Cześć,
mam problem z płynnym/gładkim początkowym ruchem przerzutki i niestety nie przychodzi mi do głowy żadna sensowna przyczyna.
Przerzutka wymaga sporo siły żeby ją ruszyć, wygląda jakby kąt linki w stosunku do jej mocowania był zbyt ostry. Po zmianie na wyższy bieg (i co za tym idzie zmianie kąta ciągnięcia linki) praca jest już płynna.
Wymiana pancerzy/linek niewiele zmieniła, demontaż prowadnicy pancerzy z dołu ramy (który dosyć dziwnie swoją drogą prowadził te pancerze) też niewiele zmienił. Sama przerzutka bez linki pracuje gładko bez oporu. Adapter linki w przerzutce ustawiony prawidłowo. Manetka również działa prawidłowo.

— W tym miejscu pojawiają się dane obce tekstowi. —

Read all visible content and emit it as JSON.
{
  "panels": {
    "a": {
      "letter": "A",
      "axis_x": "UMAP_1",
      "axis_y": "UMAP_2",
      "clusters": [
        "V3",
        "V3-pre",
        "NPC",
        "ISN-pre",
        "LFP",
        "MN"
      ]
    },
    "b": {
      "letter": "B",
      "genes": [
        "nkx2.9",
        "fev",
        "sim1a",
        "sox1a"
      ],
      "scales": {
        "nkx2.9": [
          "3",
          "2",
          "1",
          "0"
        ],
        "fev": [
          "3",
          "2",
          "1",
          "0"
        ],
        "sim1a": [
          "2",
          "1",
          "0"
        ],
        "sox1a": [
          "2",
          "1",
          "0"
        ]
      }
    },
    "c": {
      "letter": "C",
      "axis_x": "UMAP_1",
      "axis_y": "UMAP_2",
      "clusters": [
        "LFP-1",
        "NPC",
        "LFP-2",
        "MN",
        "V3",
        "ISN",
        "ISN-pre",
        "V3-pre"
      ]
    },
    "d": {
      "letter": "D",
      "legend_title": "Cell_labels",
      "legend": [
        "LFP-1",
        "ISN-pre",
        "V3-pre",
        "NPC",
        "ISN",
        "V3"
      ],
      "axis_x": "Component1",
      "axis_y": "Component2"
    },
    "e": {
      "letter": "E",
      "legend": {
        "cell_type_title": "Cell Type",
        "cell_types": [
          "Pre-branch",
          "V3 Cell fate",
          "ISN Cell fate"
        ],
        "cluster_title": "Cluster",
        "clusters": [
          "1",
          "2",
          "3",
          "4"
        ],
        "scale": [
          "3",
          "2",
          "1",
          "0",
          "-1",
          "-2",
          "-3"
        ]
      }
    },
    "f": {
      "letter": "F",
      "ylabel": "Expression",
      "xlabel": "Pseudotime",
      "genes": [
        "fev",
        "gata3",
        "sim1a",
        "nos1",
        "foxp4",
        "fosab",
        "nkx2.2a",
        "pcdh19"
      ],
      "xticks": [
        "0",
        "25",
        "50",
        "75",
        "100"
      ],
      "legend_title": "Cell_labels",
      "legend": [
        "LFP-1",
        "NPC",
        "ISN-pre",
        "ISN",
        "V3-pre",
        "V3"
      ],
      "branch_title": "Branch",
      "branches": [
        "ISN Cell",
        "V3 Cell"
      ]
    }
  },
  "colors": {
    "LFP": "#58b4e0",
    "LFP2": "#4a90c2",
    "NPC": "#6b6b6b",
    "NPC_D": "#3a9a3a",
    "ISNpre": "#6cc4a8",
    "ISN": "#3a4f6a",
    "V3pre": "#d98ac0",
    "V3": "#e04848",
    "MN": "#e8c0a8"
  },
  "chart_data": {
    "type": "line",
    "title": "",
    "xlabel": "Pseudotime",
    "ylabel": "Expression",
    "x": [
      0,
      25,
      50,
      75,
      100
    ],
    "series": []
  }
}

Rower Orbea Vector, przednia przerzutka Claris, manetka Claris.
Jedyne co mi tutaj nie pasuje to mocowanie przerzutki. Dlaczego Orbea zamontowała przerzutkę z bocznym mocowaniem i adapterem, zamiast zwykłej na obejmę? Czy przerzutka na obejmę nie miałaby inaczej usytuowane ramienia? Może wtedy ten kąt byłby lepszy?